Integrating with the “Plan-Act-Validate” Cycle

The true power of cm-test-gate is realized when you combine it with the standard development lifecycle. Here is how exactly it solves the “Hallucination Problem”:

Research: You ask the agent to add a “Dark Mode” toggle.
Strategy: The agent plans the CSS changes.
Execution (Act): The agent modifies tailwind.config.js and the Header.tsx.
Validation (The Gate):
- Instead of saying “I’ve changed the code,” the agent runs npm run test:gate.
- The Playwright test opens a headless browser, clicks the toggle, and checks if the html element has the .dark class.
- If the test fails (e.g., the AI forgot to export the useTheme hook), the agent must fix the error before it can report success to you.

This “Closed Loop” ensures that you only see finished work that actually functions.

Best Practices & Tips for Intermediate Users

1. Use “Ephemeral” Test Data

In intermediate setups, avoid testing against your production database. Use a setup/ script within your test gate to seed a local SQLite or a temporary Neon branch. cm-test-gate excels at managing these transient environments.

2. The “Hallucination Audit”

If you suspect the AI is giving you “fake” passes, ask cm-test-gate to perform a Hallucination Audit: “Run the test gate, but also take a screenshot of the failure states and save them to /tmp/vibe-audit. I want to see exactly what the browser sees.” This forces the agent to provide visual evidence of its claims.

3. Frontend Safety is Non-Negotiable

Always include a test that checks for 404s on your asset files. There is nothing worse than a beautiful UI with broken icons because the AI used the wrong path for an SVG.

4. Secret Scanning

In your security-scan.test.ts, use a simple grep script to ensure no strings matching the pattern of a Stripe key (sk_test_...) or AWS key exist in your dist/ or src/ folders. cm-test-gate can automate this as a “pre-deployment” check.

Troubleshooting Common Issues

The “Flaky Vibe”: Sometimes E2E tests fail because the dev server didn’t start fast enough.

Fix: Use Playwright’s webServer config option to automatically manage the startup and shutdown of your app during tests.

The “Infinite Loop”: If the AI keeps trying to fix a test but keeps failing, the “Vibe” is fundamentally broken.

Fix: Stop the agent.

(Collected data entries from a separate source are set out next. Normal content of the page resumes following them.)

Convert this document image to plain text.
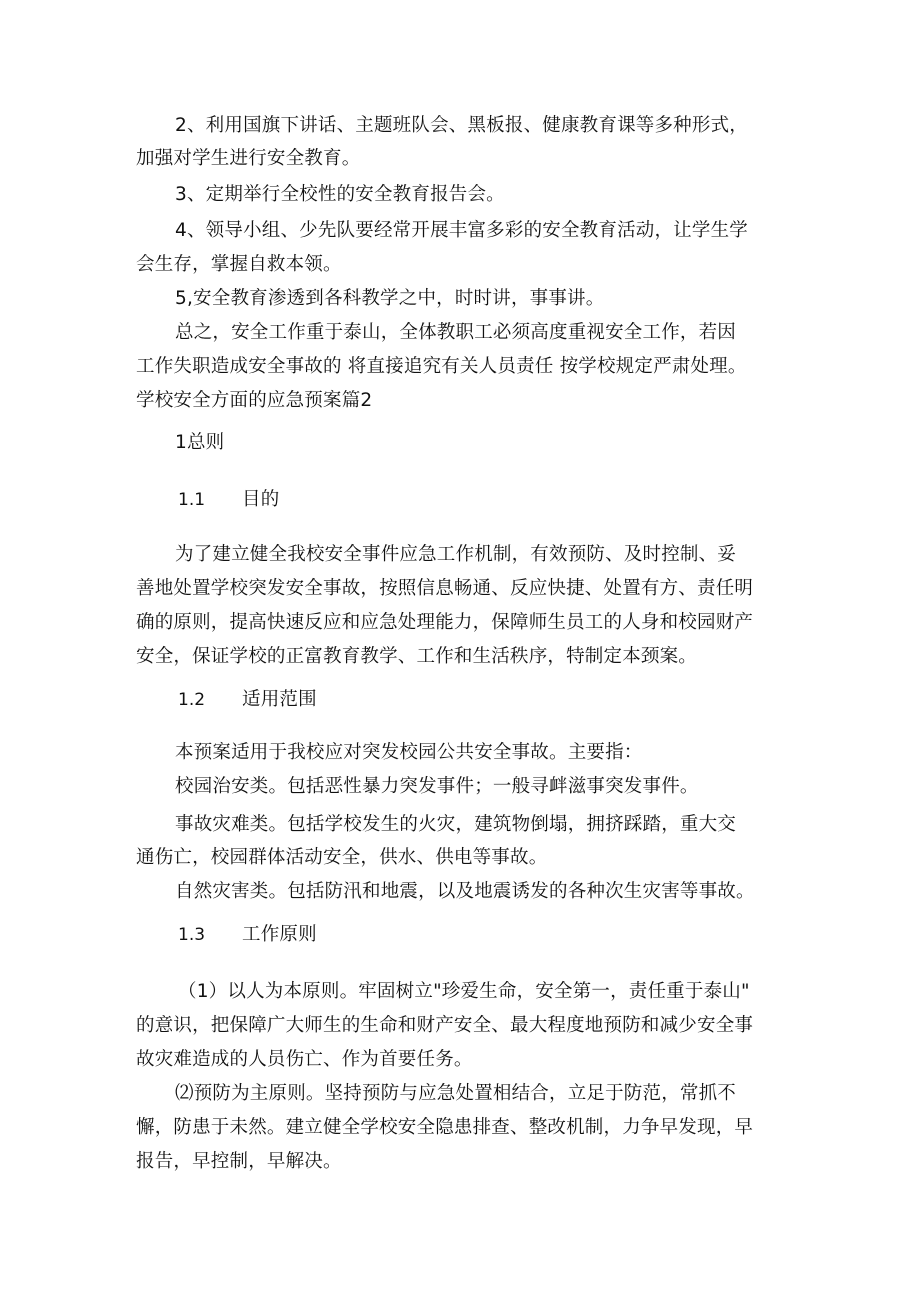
2、利用国旗下讲话、主题班队会、黑板报、健康教育课等多种形式，

加强对学生进行安全教育。

3、定期举行全校性的安全教育报告会。

4、领导小组、少先队要经常开展丰富多彩的安全教育活动，让学生学

会生存，掌握自救本领。

5,安全教育渗透到各科教学之中，时时讲，事事讲。

总之，安全工作重于泰山，全体教职工必须高度重视安全工作，若因

工作失职造成安全事故的 将直接追究有关人员责任 按学校规定严肃处理。

学校安全方面的应急预案篇2

1总则

1.1 目的

为了建立健全我校安全事件应急工作机制，有效预防、及时控制、妥

善地处置学校突发安全事故，按照信息畅通、反应快捷、处置有方、责任明

确的原则，提高快速反应和应急处理能力，保障师生员工的人身和校园财产

安全，保证学校的正富教育教学、工作和生活秩序，特制定本颈案。

1.2 适用范围

本预案适用于我校应对突发校园公共安全事故。主要指：

校园治安类。包括恶性暴力突发事件；一般寻衅滋事突发事件。

事故灾难类。包括学校发生的火灾，建筑物倒塌，拥挤踩踏，重大交

通伤亡，校园群体活动安全，供水、供电等事故。

自然灾害类。包括防汛和地震，以及地震诱发的各种次生灾害等事故。

1.3 工作原则

（1）以人为本原则。牢固树立"珍爱生命，安全第一，责任重于泰山"

的意识，把保障广大师生的生命和财产安全、最大程度地预防和减少安全事

故灾难造成的人员伤亡、作为首要任务。

⑵预防为主原则。坚持预防与应急处置相结合，立足于防范，常抓不

懈，防患于未然。建立健全学校安全隐患排查、整改机制，力争早发现，早

报告，早控制，早解决。
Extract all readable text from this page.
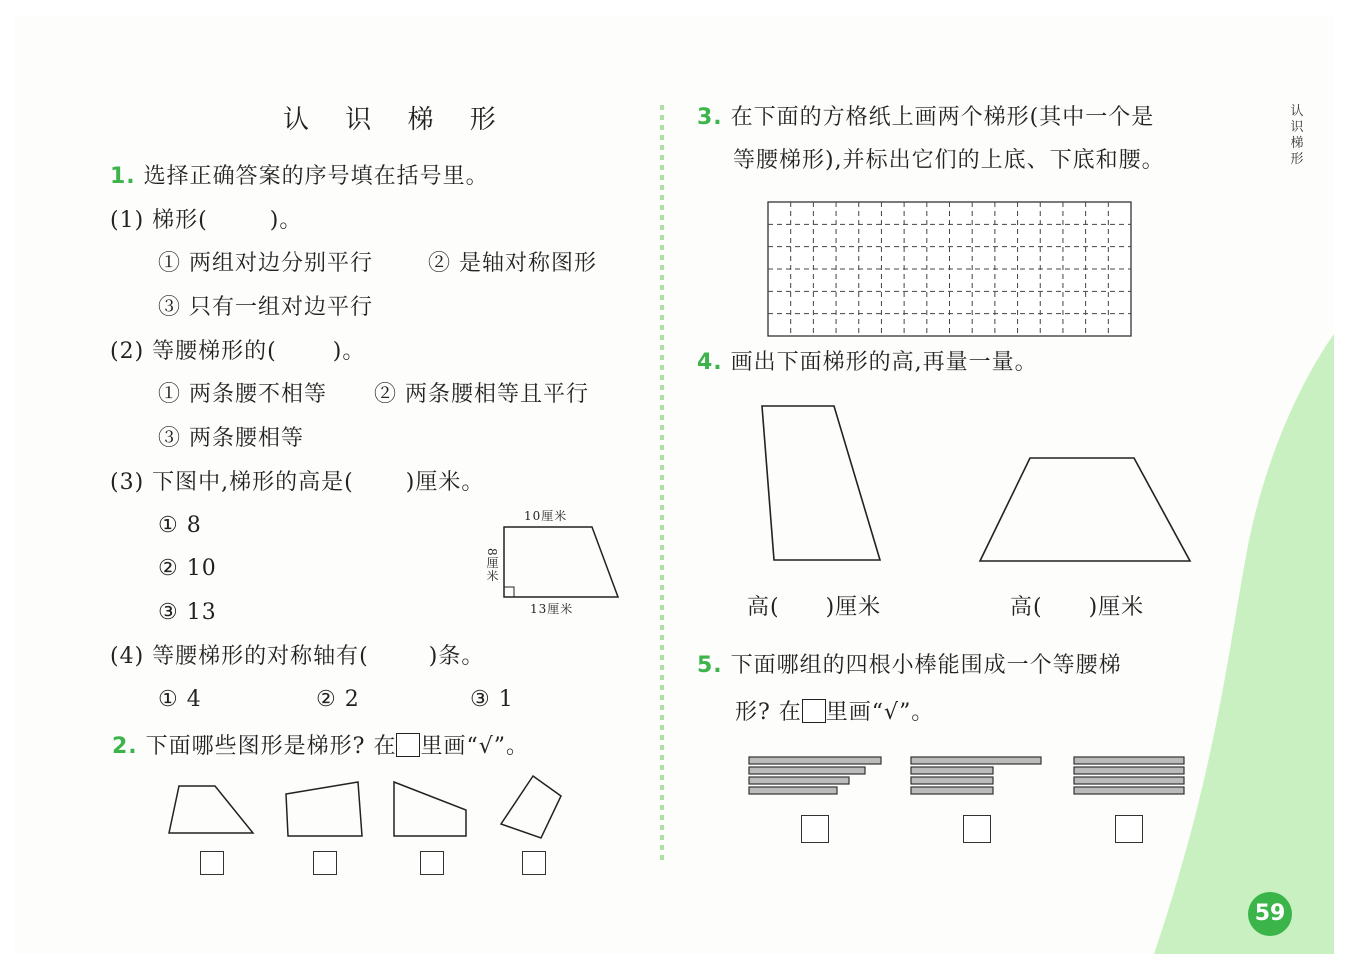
认 识 梯 形
1. 选择正确答案的序号填在括号里。
(1) 梯形(	)。
① 两组对边分别平行	② 是轴对称图形
③ 只有一组对边平行
(2) 等腰梯形的(	)。
① 两条腰不相等 ② 两条腰相等且平行
③ 两条腰相等
(3) 下图中,梯形的高是( )厘米。
① 8
② 10
③ 13
10厘米
13厘米
8厘米
(4) 等腰梯形的对称轴有(	)条。
① 4	② 2	③ 1
2. 下面哪些图形是梯形? 在 里画“√”。
3. 在下面的方格纸上画两个梯形(其中一个是
等腰梯形),并标出它们的上底、下底和腰。
4. 画出下面梯形的高,再量一量。
高(　　)厘米	高(　　)厘米
5. 下面哪组的四根小棒能围成一个等腰梯
形? 在 里画“√”。
认
识
梯
形
59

Use read_file on the test-results/ folder to see the error log yourself. Often, the AI is trying to click an element that it renamed in the last turn but didn’t update in the test.

Conclusion: Mastering the Gate

In Vibe Coding, speed is your engine, but cm-test-gate is your brakes. Without brakes, you will eventually crash into a production outage. By setting up a disciplined test gate, you transform your AI agent from a “Code Generator” into a “Software Engineer.”

You no longer have to fear the “Big Refactor” or the “Quick Fix.” You can prompt with confidence, knowing that if the AI’s “Vibe” is off, the Gate will catch it before your users do.

Your next step: Open your terminal, run activate_skill cm-test-gate, and ask your agent to “Secure the Vibe.” It’s time to move fast without breaking things.